Understanding Email API Rate Limits and Throttling

Why email APIs have rate limits

Every email API provider enforces rate limits to protect their infrastructure, maintain sender reputation, and comply with ISP requirements. Sending too many emails too quickly from a new or low-volume domain triggers spam filters at ISPs like Gmail and Outlook. Rate limits ensure that email sending happens at a pace that maintains deliverability. AISend's rate limits are generous — the free tier supports 10 requests per second, and paid plans support up to 100 requests per second. Each request can include a single email, and the API returns a 429 status code with a Retry-After header when you hit the limit. Understanding and designing for rate limits is essential for any application that sends email at scale.

Designing for rate limits

Never send emails synchronously in a user-facing request handler. If a user action triggers an email (like a signup or purchase), add the email to a background job queue and return immediately. The job queue processes emails at a controlled rate that respects your API rate limits. This pattern also handles retries gracefully — if an API call fails due to rate limiting, the job is retried after the Retry-After delay. For batch operations like sending notifications to all users, use a rate-limited queue that processes emails at a steady pace rather than bursting. Tools like BullMQ (Node.js), Celery (Python), or Sidekiq (Ruby) all support rate-limited job processing.

Handling 429 responses

When you receive a 429 (Too Many Requests) response, check the Retry-After header for the number of seconds to wait before retrying. Implement exponential backoff as a fallback: wait 1 second after the first 429, 2 seconds after the second, 4 after the third, and so on, with a maximum delay of 60 seconds. Never retry immediately or in a tight loop — this will extend your rate limit and could result in your API key being temporarily suspended. AISend's SDKs handle rate limiting automatically with built-in retry logic and backoff, so if you're using the SDK, you get this behavior for free.
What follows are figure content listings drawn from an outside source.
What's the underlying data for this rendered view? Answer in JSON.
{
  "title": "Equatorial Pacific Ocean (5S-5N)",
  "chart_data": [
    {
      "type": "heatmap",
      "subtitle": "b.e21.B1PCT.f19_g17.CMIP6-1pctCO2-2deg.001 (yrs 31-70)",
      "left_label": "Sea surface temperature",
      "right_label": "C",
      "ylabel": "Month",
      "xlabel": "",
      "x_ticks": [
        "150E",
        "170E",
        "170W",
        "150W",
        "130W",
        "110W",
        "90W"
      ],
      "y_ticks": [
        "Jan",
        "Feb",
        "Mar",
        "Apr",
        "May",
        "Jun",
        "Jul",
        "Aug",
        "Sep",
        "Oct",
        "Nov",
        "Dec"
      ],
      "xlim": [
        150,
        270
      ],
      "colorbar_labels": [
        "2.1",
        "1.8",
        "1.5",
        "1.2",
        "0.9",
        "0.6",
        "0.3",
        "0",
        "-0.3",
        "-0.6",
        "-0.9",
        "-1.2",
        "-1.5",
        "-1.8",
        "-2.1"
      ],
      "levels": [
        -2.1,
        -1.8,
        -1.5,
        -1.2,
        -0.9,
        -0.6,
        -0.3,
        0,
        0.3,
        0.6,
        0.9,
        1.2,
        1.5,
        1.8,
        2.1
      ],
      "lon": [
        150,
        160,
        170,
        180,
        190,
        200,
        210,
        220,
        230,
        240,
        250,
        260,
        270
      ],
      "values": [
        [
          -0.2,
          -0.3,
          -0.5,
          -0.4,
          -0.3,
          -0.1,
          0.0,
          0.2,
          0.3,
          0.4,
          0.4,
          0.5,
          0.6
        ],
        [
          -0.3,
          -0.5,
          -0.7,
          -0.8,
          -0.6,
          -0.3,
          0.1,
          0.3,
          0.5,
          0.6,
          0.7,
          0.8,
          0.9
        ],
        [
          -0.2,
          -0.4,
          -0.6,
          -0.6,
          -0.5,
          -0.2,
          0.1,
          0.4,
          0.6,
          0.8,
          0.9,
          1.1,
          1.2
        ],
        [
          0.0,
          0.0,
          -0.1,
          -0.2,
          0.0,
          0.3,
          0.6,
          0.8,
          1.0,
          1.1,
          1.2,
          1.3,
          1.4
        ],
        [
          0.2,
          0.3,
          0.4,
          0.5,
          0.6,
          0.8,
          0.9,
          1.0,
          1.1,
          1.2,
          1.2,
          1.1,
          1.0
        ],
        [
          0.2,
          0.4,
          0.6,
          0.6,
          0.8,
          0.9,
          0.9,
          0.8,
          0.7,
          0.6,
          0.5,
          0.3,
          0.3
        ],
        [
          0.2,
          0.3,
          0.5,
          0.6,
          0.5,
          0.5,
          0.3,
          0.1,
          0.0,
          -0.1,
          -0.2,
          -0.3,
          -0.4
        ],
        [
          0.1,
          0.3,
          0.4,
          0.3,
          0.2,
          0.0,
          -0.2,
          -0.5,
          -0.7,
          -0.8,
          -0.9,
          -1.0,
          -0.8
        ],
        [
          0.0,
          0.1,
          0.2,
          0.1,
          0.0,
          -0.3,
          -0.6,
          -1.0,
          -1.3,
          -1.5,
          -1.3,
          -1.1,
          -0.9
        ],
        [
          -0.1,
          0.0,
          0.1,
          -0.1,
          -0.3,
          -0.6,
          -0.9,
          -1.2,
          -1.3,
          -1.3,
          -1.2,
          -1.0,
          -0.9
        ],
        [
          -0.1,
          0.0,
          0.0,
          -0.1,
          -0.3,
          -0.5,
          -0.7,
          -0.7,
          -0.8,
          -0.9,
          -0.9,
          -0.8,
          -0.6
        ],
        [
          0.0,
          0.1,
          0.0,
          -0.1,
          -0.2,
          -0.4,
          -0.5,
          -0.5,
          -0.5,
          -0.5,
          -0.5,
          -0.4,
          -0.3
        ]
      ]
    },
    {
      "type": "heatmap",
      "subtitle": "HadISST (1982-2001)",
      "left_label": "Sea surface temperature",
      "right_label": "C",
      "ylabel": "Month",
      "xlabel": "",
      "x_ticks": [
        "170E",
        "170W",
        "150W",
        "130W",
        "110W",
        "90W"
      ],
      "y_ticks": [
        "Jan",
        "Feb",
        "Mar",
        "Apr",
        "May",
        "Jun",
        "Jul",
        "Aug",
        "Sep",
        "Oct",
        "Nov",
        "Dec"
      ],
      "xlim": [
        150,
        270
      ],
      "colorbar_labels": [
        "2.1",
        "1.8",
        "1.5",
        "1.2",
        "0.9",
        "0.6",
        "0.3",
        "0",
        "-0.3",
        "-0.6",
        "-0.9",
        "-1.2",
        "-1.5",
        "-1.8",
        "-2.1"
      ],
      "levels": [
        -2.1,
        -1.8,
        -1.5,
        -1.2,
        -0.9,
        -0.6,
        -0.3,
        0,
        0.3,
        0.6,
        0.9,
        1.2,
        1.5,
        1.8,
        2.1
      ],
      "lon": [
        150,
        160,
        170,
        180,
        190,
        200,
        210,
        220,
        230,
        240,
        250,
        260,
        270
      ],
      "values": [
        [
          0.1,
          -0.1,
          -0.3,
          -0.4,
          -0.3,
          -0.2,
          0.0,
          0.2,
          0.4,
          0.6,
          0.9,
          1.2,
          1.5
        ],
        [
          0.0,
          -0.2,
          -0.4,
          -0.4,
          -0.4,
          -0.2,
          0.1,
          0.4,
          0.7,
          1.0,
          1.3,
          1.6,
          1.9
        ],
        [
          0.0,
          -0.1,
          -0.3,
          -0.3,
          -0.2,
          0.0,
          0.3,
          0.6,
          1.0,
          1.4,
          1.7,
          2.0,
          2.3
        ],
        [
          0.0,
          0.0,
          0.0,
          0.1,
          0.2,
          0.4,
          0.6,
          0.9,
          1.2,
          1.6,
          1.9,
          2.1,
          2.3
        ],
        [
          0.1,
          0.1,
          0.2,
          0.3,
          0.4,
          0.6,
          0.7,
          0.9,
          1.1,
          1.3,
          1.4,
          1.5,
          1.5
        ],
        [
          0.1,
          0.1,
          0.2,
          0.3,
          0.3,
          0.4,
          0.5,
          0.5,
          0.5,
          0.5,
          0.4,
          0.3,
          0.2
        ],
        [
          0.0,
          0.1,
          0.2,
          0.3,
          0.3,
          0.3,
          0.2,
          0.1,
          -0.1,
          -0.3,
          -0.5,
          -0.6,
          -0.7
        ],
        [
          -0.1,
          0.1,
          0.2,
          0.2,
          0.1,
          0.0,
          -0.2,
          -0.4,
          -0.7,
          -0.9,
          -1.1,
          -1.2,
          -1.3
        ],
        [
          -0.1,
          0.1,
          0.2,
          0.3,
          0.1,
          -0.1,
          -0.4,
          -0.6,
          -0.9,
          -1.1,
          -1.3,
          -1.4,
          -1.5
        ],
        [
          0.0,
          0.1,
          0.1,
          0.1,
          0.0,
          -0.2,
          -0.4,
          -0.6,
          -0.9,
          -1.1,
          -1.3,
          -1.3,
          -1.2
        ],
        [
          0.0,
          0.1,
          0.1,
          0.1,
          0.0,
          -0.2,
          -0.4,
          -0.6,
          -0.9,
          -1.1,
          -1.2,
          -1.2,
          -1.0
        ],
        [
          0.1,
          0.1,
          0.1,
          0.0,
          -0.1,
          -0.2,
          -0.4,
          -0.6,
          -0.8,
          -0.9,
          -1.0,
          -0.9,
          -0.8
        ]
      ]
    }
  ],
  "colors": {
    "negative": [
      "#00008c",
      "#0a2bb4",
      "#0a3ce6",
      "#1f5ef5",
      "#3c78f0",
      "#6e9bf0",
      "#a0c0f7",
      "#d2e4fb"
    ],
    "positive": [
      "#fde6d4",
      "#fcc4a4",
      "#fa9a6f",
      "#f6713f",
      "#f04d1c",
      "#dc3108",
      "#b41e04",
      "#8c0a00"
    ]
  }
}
Warming up your sending volume

If you're switching to a new email API or adding a new sending domain, don't immediately send at your maximum rate. ISPs track sending patterns and flag sudden volume spikes as suspicious. Start with a small volume (100-500 emails per day) and gradually increase over 2-4 weeks. This process, called IP warming, builds your sender reputation with ISPs and ensures high deliverability from day one. AISend's AI handles warming automatically — when it detects a new sending domain, it gradually increases sending volume and distributes emails across providers to build reputation safely. You can monitor the warming progress in your dashboard.

Monitoring and alerting

Set up monitoring for your email sending pipeline. Track the number of emails sent per minute, the error rate (including 429s), the queue depth (how many emails are waiting to be sent), and the average time from queue to delivery. Alert on unusual patterns: a sudden spike in 429s might indicate a code bug sending duplicate emails, a growing queue depth might mean your sending rate is too low for your volume, and a high error rate might indicate a provider issue. AISend's dashboard provides real-time visibility into your sending metrics, but you should also monitor from your application side to catch issues in your queue and retry logic.